Few companies are immune to the seedy side of the business. A number of years ago, unbeknownst to cigarette companies that had hired a well-known Western firm to conduct anti-counterfeit work in China, a local manager for that firm had developed close ties to the official State Tobacco Monopoly Administration, which itself is charged with investigating counterfeit cigarettes. Through that manager, the STMA would pass tips to the investigative firm, which in turn would charge its clients to investigate the information — neatly outsourcing its own work on the tobacco companies’ dime.
To keep his own investigators honest, Kavowras’s team of 30 covertly records all interactions with their targets. “I believe them, and I trust them,” Kavowras says. “But I trust them a lot more when I have it on tape.”
“It’s a real double-edged sword,” Plane adds. While investigations in China can be done cheaply, he says, “a bribe might be paid in your name, and after a raid, your investigators might be buying the police prostitutes. … You just don’t know.”
The high stakes and stress contribute to high levels of burnout in the business. For some, the risks are simply too high, and the profits aren’t there. Take, for example, the undercover informants that companies hire to investigate suspected factories, who pose as workers for months on end. For such informants — who in Fujian, China, earn as little as $5 a day — the task is “very dangerous” as well as poorly paid, according to a Xiamen-based lawyer whose firm contracts with such laborers. “If the factory finds out who they work for, they’ll be badly beaten,” he says.

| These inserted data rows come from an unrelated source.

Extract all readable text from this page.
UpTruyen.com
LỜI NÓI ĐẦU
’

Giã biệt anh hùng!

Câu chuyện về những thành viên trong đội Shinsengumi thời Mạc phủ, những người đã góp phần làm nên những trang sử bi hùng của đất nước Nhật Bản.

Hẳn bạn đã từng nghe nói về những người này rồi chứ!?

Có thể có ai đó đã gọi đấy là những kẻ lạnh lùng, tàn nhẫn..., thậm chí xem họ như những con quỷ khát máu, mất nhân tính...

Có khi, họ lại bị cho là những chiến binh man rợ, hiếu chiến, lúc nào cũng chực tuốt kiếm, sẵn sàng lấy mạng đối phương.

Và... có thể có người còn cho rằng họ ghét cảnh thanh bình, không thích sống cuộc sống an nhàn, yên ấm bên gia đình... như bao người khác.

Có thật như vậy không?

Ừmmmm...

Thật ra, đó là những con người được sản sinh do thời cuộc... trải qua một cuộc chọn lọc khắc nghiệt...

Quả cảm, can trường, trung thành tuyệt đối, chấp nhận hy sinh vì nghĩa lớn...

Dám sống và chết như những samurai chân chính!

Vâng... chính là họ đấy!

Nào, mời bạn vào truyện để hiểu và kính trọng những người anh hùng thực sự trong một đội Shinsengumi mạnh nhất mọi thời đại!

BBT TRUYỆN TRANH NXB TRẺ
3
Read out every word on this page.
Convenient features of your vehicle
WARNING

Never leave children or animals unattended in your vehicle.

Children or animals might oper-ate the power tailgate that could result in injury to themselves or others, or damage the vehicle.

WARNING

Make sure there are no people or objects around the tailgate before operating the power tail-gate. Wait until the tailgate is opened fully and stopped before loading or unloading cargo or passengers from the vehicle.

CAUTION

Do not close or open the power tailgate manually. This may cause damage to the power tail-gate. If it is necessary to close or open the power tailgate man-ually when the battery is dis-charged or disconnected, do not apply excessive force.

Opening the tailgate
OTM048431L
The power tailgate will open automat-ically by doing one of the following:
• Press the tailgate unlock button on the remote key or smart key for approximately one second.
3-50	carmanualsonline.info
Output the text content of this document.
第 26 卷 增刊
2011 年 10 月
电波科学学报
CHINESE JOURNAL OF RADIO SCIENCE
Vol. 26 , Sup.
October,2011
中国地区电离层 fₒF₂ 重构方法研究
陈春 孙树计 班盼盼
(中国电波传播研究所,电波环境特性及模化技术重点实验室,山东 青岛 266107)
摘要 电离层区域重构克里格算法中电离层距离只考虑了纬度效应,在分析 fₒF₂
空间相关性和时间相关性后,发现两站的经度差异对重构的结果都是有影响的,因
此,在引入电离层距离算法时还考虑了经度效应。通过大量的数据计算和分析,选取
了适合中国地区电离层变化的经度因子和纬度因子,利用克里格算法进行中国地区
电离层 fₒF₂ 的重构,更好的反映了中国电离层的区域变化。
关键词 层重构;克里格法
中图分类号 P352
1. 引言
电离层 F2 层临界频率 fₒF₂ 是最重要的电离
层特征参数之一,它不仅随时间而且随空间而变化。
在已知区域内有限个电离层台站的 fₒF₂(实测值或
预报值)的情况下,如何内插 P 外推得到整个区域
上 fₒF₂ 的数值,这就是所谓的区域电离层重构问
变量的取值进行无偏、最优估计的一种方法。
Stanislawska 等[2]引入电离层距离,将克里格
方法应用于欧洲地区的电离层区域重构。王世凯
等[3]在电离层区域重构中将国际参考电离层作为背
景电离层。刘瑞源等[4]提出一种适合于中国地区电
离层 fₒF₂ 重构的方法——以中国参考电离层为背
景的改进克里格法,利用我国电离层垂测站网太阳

Mario Loaiza, whose company conducts investigations in Latin America for several large brand owners, says he knows it’s a dangerous game. “We’re talking about organized crime here, big business, in some cases just as profitable as selling drugs,” says Loaiza, a former criminal investigator with the U.S. Department of Defense. But when it comes to his 17 investigators, he explains that he does what he can to keep them safe — for one, by never asking them to do something he wouldn’t be willing to do himself.
“I tell them, it’s just a damn pack of cigarettes,” Loaiza says. “It’s just a pair of jeans. … Your life is more important than that.”
Te-Ping Chen is a staff writer for the International Consortium of Investigative Journalists.